PageRank Application in Sports Performance Assessment
Source: http://www.sloansportsconference.com/wp-content/uploads/2017/02/1494.pdf
While PageRank primarily serves as the algorithm driving Google’s search engine, since its creation in 1998 there have been multiple applications in PageRank in a variety of fields, ranging from biology to statistics. One of these applications is found in sports performance assessment, specifically the evaluation of professional athletes. Player performance is often assessed using offensive statistics (ex. Points scored per game, total goals scored, etc.) and defensive statistics (steals per game, blocks per game, etc.). However, there are few instances of qualitative assessments used to evaluate player performance within the flow of the game. Shael Brown’s paper A PageRank Model for Player Performance Assessment in Basketball, Soccer, and Hockey describes a PageRank application that emphasizes involvement in successful plays and defensive turnovers, measures that determine the outcome of the game. Consequently, players who do not impressively fill up the stat sheet can still have high qualitative impact on the outcome of the game.
First, a directed graph is initialized and centered around a single ‘goal’ node indicating, for example, a basket made in basketball or a goal scored in soccer. There is an arc from the goal node to each player node and back.

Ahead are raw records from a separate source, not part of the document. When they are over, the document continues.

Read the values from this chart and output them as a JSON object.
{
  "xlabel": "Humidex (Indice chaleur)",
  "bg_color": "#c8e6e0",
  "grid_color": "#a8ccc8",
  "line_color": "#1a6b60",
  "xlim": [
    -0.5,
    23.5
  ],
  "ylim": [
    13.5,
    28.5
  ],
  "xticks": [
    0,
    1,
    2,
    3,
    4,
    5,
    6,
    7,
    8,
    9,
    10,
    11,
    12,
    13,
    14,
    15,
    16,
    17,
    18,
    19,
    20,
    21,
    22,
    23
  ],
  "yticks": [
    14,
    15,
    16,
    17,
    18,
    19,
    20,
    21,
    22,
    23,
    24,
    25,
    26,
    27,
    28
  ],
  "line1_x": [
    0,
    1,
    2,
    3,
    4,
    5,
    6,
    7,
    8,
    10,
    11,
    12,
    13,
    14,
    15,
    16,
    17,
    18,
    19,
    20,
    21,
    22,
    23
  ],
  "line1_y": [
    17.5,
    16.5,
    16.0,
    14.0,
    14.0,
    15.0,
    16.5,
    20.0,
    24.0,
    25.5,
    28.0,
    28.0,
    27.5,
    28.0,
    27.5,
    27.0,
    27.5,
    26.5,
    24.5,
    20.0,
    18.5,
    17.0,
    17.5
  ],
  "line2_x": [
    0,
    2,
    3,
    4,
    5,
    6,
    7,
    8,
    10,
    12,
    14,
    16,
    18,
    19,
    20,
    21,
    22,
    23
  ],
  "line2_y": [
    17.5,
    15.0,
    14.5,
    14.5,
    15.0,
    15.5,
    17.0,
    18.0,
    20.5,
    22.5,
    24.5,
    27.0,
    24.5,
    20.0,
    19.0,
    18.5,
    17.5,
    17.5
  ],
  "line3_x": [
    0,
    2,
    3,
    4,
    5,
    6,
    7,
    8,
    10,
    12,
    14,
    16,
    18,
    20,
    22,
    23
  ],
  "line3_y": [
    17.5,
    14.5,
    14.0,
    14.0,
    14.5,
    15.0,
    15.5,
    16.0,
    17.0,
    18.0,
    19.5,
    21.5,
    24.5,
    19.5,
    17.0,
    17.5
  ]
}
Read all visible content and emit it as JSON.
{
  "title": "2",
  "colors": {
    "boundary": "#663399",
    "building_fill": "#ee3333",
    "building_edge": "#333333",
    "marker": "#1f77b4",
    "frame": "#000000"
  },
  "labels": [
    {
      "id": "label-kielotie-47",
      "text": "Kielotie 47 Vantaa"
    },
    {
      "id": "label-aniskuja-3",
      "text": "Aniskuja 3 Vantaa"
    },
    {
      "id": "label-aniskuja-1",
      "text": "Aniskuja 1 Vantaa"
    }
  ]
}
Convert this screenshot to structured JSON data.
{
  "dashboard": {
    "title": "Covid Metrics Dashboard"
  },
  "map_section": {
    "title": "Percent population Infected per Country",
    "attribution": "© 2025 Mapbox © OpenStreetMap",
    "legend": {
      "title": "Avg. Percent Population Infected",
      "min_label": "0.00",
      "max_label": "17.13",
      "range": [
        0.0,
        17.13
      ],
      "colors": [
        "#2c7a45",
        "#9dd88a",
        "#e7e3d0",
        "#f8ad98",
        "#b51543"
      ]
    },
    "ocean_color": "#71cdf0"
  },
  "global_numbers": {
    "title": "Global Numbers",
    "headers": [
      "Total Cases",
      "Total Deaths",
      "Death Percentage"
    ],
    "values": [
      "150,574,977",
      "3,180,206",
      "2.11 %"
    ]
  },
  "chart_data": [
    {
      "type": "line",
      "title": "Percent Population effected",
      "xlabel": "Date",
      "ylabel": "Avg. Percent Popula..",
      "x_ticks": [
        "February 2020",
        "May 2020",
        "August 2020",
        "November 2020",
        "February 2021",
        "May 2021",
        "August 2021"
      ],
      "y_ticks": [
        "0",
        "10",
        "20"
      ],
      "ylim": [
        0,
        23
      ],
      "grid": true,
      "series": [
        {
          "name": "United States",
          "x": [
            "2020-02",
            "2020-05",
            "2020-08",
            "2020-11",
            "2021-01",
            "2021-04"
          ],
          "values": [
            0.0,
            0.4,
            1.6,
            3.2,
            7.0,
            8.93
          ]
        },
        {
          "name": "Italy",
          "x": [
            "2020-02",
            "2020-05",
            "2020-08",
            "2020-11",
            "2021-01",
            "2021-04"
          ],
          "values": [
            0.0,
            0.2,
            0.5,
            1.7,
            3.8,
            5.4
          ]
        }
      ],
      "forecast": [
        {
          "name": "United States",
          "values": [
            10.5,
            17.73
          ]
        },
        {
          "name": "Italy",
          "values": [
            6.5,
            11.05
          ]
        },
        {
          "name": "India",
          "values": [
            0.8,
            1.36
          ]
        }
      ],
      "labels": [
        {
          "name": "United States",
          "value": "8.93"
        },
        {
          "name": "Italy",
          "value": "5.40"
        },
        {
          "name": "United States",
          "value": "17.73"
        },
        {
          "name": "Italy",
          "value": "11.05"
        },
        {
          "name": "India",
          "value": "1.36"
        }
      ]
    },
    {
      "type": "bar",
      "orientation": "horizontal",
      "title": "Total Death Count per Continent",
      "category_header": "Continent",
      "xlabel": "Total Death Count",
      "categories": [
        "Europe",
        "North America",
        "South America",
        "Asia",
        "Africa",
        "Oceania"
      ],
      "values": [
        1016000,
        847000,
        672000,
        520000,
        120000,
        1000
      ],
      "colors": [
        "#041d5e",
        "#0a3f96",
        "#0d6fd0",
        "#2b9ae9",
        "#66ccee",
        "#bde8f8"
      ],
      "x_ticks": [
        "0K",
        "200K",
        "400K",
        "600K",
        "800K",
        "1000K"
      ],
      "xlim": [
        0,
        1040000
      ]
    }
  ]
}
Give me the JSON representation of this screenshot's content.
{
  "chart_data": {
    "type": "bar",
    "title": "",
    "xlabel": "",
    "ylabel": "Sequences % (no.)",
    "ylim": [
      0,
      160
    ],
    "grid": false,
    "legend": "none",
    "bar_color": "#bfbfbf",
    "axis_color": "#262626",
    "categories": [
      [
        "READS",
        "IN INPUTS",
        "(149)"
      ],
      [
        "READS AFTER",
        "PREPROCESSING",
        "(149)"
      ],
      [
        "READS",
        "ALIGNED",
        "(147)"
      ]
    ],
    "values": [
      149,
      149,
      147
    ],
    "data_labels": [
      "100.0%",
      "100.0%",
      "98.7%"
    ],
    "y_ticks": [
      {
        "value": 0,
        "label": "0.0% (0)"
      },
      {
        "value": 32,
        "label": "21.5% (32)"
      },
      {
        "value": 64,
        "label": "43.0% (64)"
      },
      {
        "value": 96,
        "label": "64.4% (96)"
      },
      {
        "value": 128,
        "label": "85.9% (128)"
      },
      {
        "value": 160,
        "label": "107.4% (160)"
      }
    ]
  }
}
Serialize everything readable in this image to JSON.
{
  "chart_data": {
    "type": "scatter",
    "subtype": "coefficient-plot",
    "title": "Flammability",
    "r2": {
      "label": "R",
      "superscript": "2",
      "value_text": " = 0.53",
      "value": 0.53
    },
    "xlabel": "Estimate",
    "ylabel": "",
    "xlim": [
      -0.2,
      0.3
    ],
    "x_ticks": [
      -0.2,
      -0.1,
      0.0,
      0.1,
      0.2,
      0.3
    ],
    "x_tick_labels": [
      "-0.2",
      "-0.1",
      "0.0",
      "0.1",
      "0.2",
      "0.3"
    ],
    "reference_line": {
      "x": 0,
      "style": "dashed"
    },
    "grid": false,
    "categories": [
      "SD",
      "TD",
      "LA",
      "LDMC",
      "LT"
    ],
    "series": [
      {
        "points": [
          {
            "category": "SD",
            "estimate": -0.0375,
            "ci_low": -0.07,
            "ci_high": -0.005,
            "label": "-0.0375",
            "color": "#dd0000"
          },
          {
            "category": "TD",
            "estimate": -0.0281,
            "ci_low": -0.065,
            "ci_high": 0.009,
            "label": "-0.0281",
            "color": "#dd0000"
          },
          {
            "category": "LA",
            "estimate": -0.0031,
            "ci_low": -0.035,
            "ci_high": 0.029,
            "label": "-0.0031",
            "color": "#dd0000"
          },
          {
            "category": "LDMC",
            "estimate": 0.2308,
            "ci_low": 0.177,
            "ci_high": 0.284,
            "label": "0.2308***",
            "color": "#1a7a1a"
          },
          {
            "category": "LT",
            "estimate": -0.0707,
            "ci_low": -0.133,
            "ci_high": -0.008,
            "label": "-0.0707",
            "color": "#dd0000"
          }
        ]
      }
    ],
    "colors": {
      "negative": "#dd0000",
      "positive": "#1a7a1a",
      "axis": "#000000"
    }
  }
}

So for a three-on-three basketball game, there would be 2 arcs per player and goal, one from the goal to the player and one from the player to the goal. Additionally, there is an arc from the goal node to itself. Thus for a three-on-three basketball game we start with a total of 7 directed arcs. We then update the arcs on the graph based on several play sequences. Consequently, there could be multiple arcs from one node to another, so we update this measure as well. After traversing through the entire play sequence, an adjacency matrix is constructed, where the value at cell (i, j) represents the number of arcs from node i to node j. Then a transition matrix T is constructed, where each value Ti,j is the number of arcs from i to j divided by the total number of outgoing arcs from i. Afterwards we find the eigenvector of the transpose of T with eigenvalue 𝝺 = 1. This eigenvector v is the unique PageRank vector of the transition matrix. We can then use this PageRank vector to compute the relative ranks of each player. Because of the nature of this process, players who create plays for others (i.e. passing, assisting) and force turnovers on defense benefit the most. Although the mathematical computation is more complex, the PageRank algorithm in this sports performance context is similar to PageRank computation for search engines in the sense that player nodes are analogous to web pages and the passes or deflections are similar to endorsement links.